Mohammad Talha was unable to replicate his performance against India and his third over was pummelled for 21, including two pulled sixes and one four. Ajmal and Hafeez brought some control to proceedings in the middle overs, but failed to dislodge the opening pair.
At the mid-way point of the innings, Bangladesh were 133/0, with runs scored at a rate of 5.32 per over, Imrul Kayes on 51 and Anamul Haque 72. Talha struck shortly after the 150 partnership had come up, Kayes (59 off 75 balls) was caught by Umar Akmal off a short ball.
Anamul Haque duly brought up a wonderful century, off 131 balls with six fours and four sixes. However Saeed Ajmal struck in the 39th over to add a wicket to his frugal figures – 6overs, 9/1 and Bangladesh were 205/2 going into the final 10 overs. Misbah opted to bowl Umar Gul and his star spinner Saeed Ajmal in the death overs, but the decision did not pay off, as Bangladesh added 121 runs in the last 10 overs, with Ajmal leaking 52 runs from his final four overs. Despite picking up the wicket of Mominul Haque (51) in the 45th over, he ended up taking 2/61 which seemed unlikely after his tight first six overs. Shakib Al Hasan took a particular liking to the spinner, hitting him for two fours and a six and ending with a blistering 44 in 16 balls.

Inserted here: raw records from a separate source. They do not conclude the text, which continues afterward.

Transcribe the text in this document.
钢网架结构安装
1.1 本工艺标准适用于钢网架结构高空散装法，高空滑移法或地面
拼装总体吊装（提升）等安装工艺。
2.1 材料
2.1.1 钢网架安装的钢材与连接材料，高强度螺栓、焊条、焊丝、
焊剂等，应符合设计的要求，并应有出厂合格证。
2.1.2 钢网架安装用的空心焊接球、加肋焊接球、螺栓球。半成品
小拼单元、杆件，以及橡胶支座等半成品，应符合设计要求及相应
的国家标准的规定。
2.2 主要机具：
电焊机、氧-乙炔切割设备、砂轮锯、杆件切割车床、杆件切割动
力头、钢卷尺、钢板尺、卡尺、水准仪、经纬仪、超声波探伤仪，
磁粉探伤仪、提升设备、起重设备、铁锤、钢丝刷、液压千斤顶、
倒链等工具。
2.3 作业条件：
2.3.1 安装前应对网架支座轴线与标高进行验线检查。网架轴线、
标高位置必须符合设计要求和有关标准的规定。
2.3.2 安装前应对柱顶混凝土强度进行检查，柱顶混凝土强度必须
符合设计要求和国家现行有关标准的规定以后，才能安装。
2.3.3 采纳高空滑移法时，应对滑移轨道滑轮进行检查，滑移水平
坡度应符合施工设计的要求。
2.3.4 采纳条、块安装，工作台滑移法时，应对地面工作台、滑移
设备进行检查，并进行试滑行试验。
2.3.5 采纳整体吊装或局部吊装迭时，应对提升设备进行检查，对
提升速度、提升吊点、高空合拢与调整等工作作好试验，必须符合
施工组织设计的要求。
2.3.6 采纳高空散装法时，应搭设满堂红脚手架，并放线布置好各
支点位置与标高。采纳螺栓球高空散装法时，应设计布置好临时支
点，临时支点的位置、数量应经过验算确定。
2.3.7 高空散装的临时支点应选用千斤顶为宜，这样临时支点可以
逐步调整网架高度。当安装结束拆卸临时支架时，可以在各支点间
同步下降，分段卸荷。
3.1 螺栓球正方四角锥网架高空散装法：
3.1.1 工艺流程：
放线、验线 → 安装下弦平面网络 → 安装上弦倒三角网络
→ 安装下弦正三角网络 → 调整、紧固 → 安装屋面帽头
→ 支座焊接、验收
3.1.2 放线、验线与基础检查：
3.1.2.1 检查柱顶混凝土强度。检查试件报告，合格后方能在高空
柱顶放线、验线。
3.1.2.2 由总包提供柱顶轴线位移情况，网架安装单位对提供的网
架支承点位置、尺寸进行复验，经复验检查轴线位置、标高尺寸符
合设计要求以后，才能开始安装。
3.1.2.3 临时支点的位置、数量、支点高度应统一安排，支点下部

Bangladesh ended their innings on 326/3, their highest ODI score and looked on track for keeping their Asia Cup run alive by bowling Pakistan out for under 260 and netting a bonus point.

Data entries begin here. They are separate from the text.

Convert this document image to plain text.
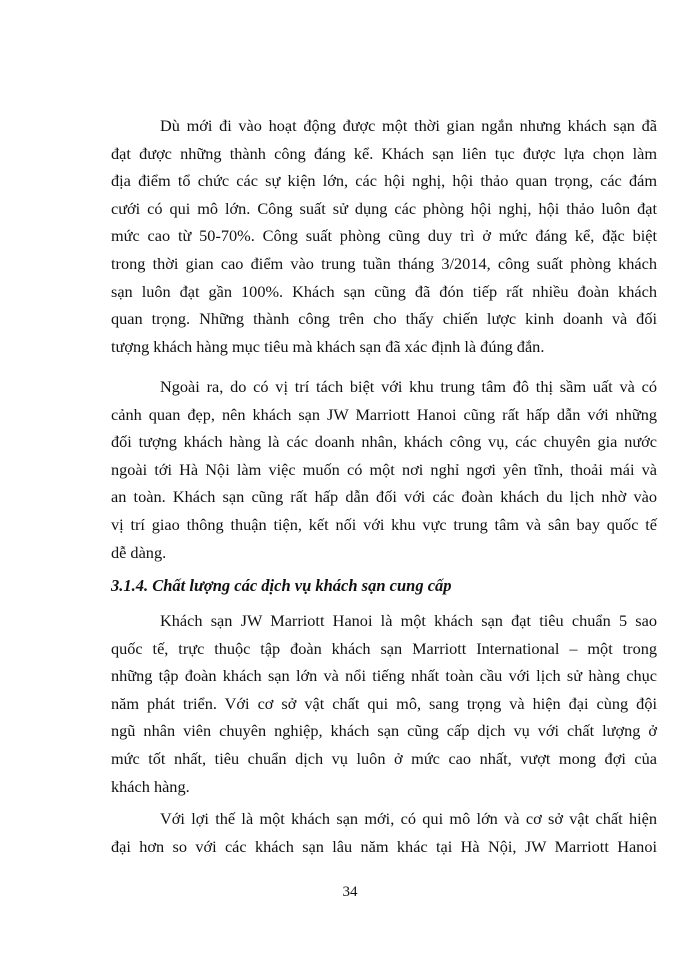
Dù mới đi vào hoạt động được một thời gian ngắn nhưng khách sạn đã
đạt được những thành công đáng kể. Khách sạn liên tục được lựa chọn làm
địa điểm tổ chức các sự kiện lớn, các hội nghị, hội thảo quan trọng, các đám
cưới có qui mô lớn. Công suất sử dụng các phòng hội nghị, hội thảo luôn đạt
mức cao từ 50-70%. Công suất phòng cũng duy trì ở mức đáng kể, đặc biệt
trong thời gian cao điểm vào trung tuần tháng 3/2014, công suất phòng khách
sạn luôn đạt gần 100%. Khách sạn cũng đã đón tiếp rất nhiều đoàn khách
quan trọng. Những thành công trên cho thấy chiến lược kinh doanh và đối
tượng khách hàng mục tiêu mà khách sạn đã xác định là đúng đắn.
Ngoài ra, do có vị trí tách biệt với khu trung tâm đô thị sầm uất và có
cảnh quan đẹp, nên khách sạn JW Marriott Hanoi cũng rất hấp dẫn với những
đối tượng khách hàng là các doanh nhân, khách công vụ, các chuyên gia nước
ngoài tới Hà Nội làm việc muốn có một nơi nghỉ ngơi yên tĩnh, thoải mái và
an toàn. Khách sạn cũng rất hấp dẫn đối với các đoàn khách du lịch nhờ vào
vị trí giao thông thuận tiện, kết nối với khu vực trung tâm và sân bay quốc tế
dễ dàng.
3.1.4. Chất lượng các dịch vụ khách sạn cung cấp
Khách sạn JW Marriott Hanoi là một khách sạn đạt tiêu chuẩn 5 sao
quốc tế, trực thuộc tập đoàn khách sạn Marriott International – một trong
những tập đoàn khách sạn lớn và nổi tiếng nhất toàn cầu với lịch sử hàng chục
năm phát triển. Với cơ sở vật chất qui mô, sang trọng và hiện đại cùng đội
ngũ nhân viên chuyên nghiệp, khách sạn cũng cấp dịch vụ với chất lượng ở
mức tốt nhất, tiêu chuẩn dịch vụ luôn ở mức cao nhất, vượt mong đợi của
khách hàng.
Với lợi thế là một khách sạn mới, có qui mô lớn và cơ sở vật chất hiện
đại hơn so với các khách sạn lâu năm khác tại Hà Nội, JW Marriott Hanoi
34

Mohammad Hafeez was the aggressor, scoring 33 off 27 in the powerplay. The two batsmen were tied down by spin, despite reaching 97/0 from the first 20 overs before Hafeez, looking to accelerate, was caught by Kayes off Haque.
This precipitated a period of Pakistan losing quick wickets, with Misbah (4) batting at number three departing in the next over, bowled by Shakib after an uncharacteristic hoik and Maqsood (2) caught behind trying to cut Mominul Haque. This brought Fawad Alam to the crease. This was his comeback game and with a well-set Shehzad, he went about rebuilding the Pakistan chase. Shehzad had become bogged down but cut loose with two fours off a Mominul Haque over and the two batsmen batted sensibly, combining quick running between the wickets with boundaries when the bowlers erred in length.

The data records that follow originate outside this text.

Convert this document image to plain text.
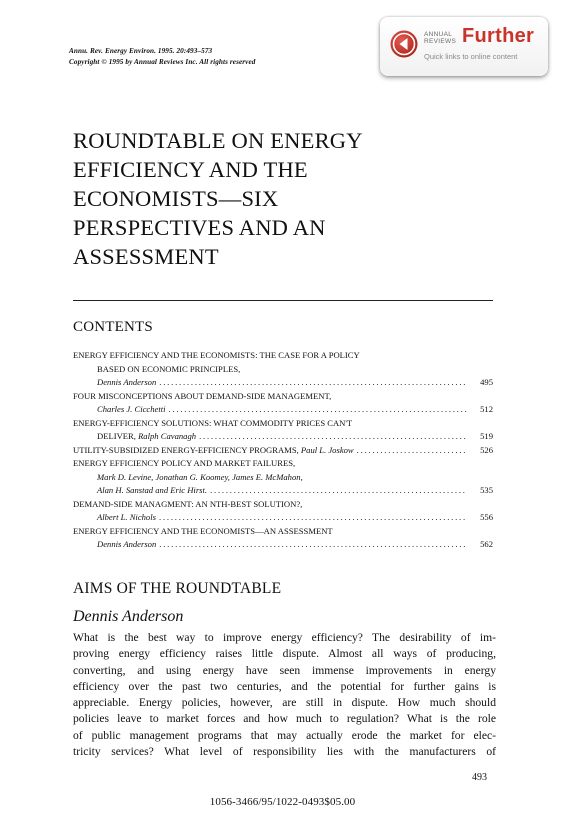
Annu. Rev. Energy Environ. 1995. 20:493–573
Copyright © 1995 by Annual Reviews Inc. All rights reserved
ANNUAL
REVIEWS Further
Quick links to online content
ROUNDTABLE ON ENERGY
EFFICIENCY AND THE
ECONOMISTS—SIX
PERSPECTIVES AND AN
ASSESSMENT
CONTENTS
ENERGY EFFICIENCY AND THE ECONOMISTS: THE CASE FOR A POLICY
BASED ON ECONOMIC PRINCIPLES,
Dennis Anderson .....	495
FOUR MISCONCEPTIONS ABOUT DEMAND-SIDE MANAGEMENT,
Charles J. Cicchetti .....	512
ENERGY-EFFICIENCY SOLUTIONS: WHAT COMMODITY PRICES CAN'T
DELIVER, Ralph Cavanagh .....	519
UTILITY-SUBSIDIZED ENERGY-EFFICIENCY PROGRAMS, Paul L. Joskow .....	526
ENERGY EFFICIENCY POLICY AND MARKET FAILURES,
Mark D. Levine, Jonathan G. Koomey, James E. McMahon,
Alan H. Sanstad and Eric Hirst. .....	535
DEMAND-SIDE MANAGMENT: AN NTH-BEST SOLUTION?,
Albert L. Nichols .....	556
ENERGY EFFICIENCY AND THE ECONOMISTS—AN ASSESSMENT
Dennis Anderson .....	562
AIMS OF THE ROUNDTABLE
Dennis Anderson
What is the best way to improve energy efficiency? The desirability of im-
proving energy efficiency raises little dispute. Almost all ways of producing,
converting, and using energy have seen immense improvements in energy
efficiency over the past two centuries, and the potential for further gains is
appreciable. Energy policies, however, are still in dispute. How much should
policies leave to market forces and how much to regulation? What is the role
of public management programs that may actually erode the market for elec-
tricity services? What level of responsibility lies with the manufacturers of
493
1056-3466/95/1022-0493$05.00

The two carried Pakistan from 105/3 in the 23rd over to 210/4, as Shehzad departed after making a quality century (103 off 123 balls) to provide the base for the Pakistan chase. Rehman was sent in to try and redeem himself after his earlier bowling effort, or lack there of, but the experiment was not a success, the left-hander making just 8.
This brought Shahid Afridi to the crease, to prove the runs against India were not a fluke.
He produced a breathtaking display of hitting, which resulted in the all-rounder smashing 59 off 25 balls, with two fours and seven sizes, at a strike rate of 236. He reached 50 off 18 balls, the second quickest of all time in a succession of massive hits, the sequence being: 6,2,6,1,6,2,0,6,6,0,0,1,0,4,6,wide,0,4,wide,wide,0 , bye,0,1,6. It was an action-packed innings, which including a dropped catch and Afridi struggling with injury and asking the umpire for a runner, despite the runner rule being rescinded by the ICC a long time ago!
He was run out with a sharp piece of fielding by Shakib Al Hasan and although Umar Akmal came to the crease, with Pakistan needing 31 off the final three overs, Fawad Alam (74 off 70 balls) turned accumulator to aggressor as he bashed two sixes off Abdur Razzak in the 48th over. Akmal joined the party and played a lovely cover drive in the penultimate over to leave Pakistan needing three runs off the final over.
A bit of drama was inevitable in a Pakistani run chase, and Alam was run out off the fourth ball of the final over but with Pakistan needing two off two, Akmal redeemed himself by hitting through midwicket for four as Pakistan registered their biggest run chase in their history.